Eventually I had to stop treating it as a hobby and more of a business, making more professional contacts, bringing back clients and continuing to style in a way that felt personal and unique to me in Australia. Being kind and considerate to everyone you work with goes a long way! Educating yourself on issues within the industry so that we can all make it better together (is important and) also being assertive, believing in your vision and yourself. Keep going!


Emma Dettre, PR director at The Known Agency

For Australian Fashion Week 2024, The Known Agency has teamed up with three designers to bring their catwalks to life. We work with our brands in press, production, partnerships, guest lists, dressings and onsite management. I like to think we are the ‘go-to’ people and bring all the show elements together. It’s a lot of logistics and dynamic work!

I always knew I wanted to go into fashion and thought it would be through design, but after university I interned at magazines and PR agencies and then got my first job working for Nikki Andrews at NAC. Looking back, I was so green, but I was eager to learn and I learned so much in the five years I was there working on amazing international luxury brands.

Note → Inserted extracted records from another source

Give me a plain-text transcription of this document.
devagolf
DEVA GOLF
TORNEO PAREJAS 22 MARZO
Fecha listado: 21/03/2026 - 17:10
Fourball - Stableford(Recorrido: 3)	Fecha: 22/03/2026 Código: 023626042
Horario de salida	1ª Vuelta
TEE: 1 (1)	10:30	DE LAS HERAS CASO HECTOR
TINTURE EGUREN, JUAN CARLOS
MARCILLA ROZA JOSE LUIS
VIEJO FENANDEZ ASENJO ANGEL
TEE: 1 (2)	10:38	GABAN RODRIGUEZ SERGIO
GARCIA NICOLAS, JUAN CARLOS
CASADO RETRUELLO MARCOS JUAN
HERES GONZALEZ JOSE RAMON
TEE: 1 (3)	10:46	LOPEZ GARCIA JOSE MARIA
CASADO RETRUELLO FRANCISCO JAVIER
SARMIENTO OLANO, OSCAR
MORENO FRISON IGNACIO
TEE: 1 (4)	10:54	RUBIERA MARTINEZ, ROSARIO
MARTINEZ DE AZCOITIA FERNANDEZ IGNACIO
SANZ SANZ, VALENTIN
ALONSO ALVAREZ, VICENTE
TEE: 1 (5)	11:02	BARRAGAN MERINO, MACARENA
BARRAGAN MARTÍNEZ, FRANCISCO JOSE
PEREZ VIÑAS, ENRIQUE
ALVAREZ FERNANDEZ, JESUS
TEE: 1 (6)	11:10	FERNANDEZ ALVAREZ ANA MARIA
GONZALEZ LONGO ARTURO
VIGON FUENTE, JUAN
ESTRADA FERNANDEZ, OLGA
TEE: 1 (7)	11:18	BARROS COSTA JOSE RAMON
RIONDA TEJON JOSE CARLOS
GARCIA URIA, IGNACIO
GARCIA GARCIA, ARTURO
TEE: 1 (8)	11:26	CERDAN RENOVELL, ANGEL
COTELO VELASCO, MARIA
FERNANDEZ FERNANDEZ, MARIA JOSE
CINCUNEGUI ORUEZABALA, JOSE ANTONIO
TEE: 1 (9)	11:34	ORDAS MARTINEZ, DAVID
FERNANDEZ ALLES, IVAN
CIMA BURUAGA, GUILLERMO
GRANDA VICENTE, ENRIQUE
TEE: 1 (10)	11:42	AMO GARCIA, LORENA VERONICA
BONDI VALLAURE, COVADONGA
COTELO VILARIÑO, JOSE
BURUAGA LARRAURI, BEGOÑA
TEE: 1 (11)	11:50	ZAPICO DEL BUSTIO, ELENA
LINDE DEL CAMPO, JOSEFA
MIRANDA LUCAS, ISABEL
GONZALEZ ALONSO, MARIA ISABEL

I then joined the team at The Known Agency and have since been working with young Australian and New Zealand brands on their communications and events. My advice to anyone looking to enter the industry is to be proactive and reach out to your dream companies for an internship. We have hired great team members who were interns over the years. Initiative and a positive attitude can go a long way!

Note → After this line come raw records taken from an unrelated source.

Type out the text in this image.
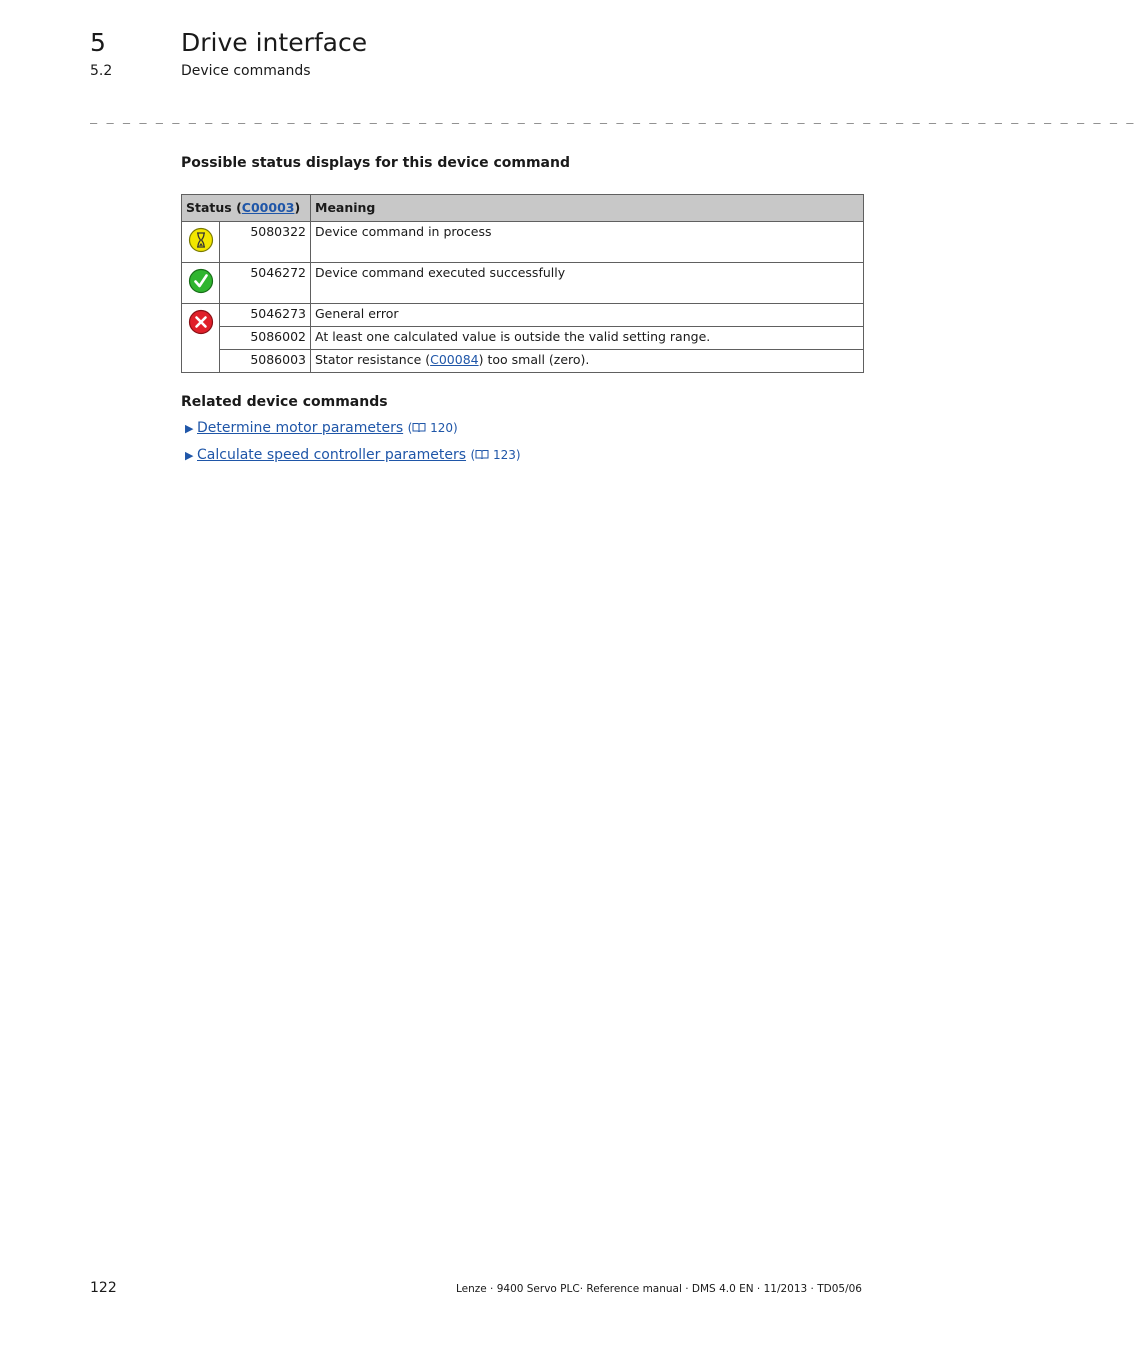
5	Drive interface
5.2	Device commands
_ _ _ _ _ _ _ _ _ _ _ _ _ _ _ _ _ _ _ _ _ _ _ _ _ _ _ _ _ _ _ _ _ _ _ _ _ _ _ _ _ _ _ _ _ _ _ _ _ _ _ _ _ _ _ _ _ _ _ _ _ _ _ _
Possible status displays for this device command
Status (C00003)		Meaning

	5080322	Device command in process

	5046272	Device command executed successfully

	5046273	General error
	5086002	At least one calculated value is outside the valid setting range.
	5086003	Stator resistance (C00084) too small (zero).
Related device commands
▶ Determine motor parameters ( 120)
▶ Calculate speed controller parameters ( 123)
122	Lenze · 9400 Servo PLC· Reference manual · DMS 4.0 EN · 11/2013 · TD05/06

Ntombi Moyo, costume designer and celebrity stylist

This year I’m going to shows and pulling selections for projects off the runway. I started in the industry working in a fashion photography studio and I loved it. It has expanded my understanding of production and all the departments involved in creating visuals.

Outside of work, I have been working as a freelancer to build my client base in Australia. Ultimately, I gained a lot of experience, became known locally and jobs continued to come organically. My only advice to anyone wanting to work in the industry is that it will take ten years to become an overnight success. Put in the time!


Lucy Hanson, communications manager at NAC Media Group

This will be my third Australian Fashion Week. Working at NAC Media Group, our role during Fashion Week is to work on the overarching media and press outcomes for Australian Fashion Week. You’ll see a member of the NAC Media Group at every Australian Fashion Week show; Carriageworks will be our home base for the week.

My love for the fashion industry started in college where I participated in many fashion internships in different sectors such as retail, marketing, social media, communications and public relations, where I found my interest and love for fashion PR. I used my skills from my many internships to apply for jobs and persevered until I got my dream job, working and doing something I love. Don’t be afraid to reach out and message people.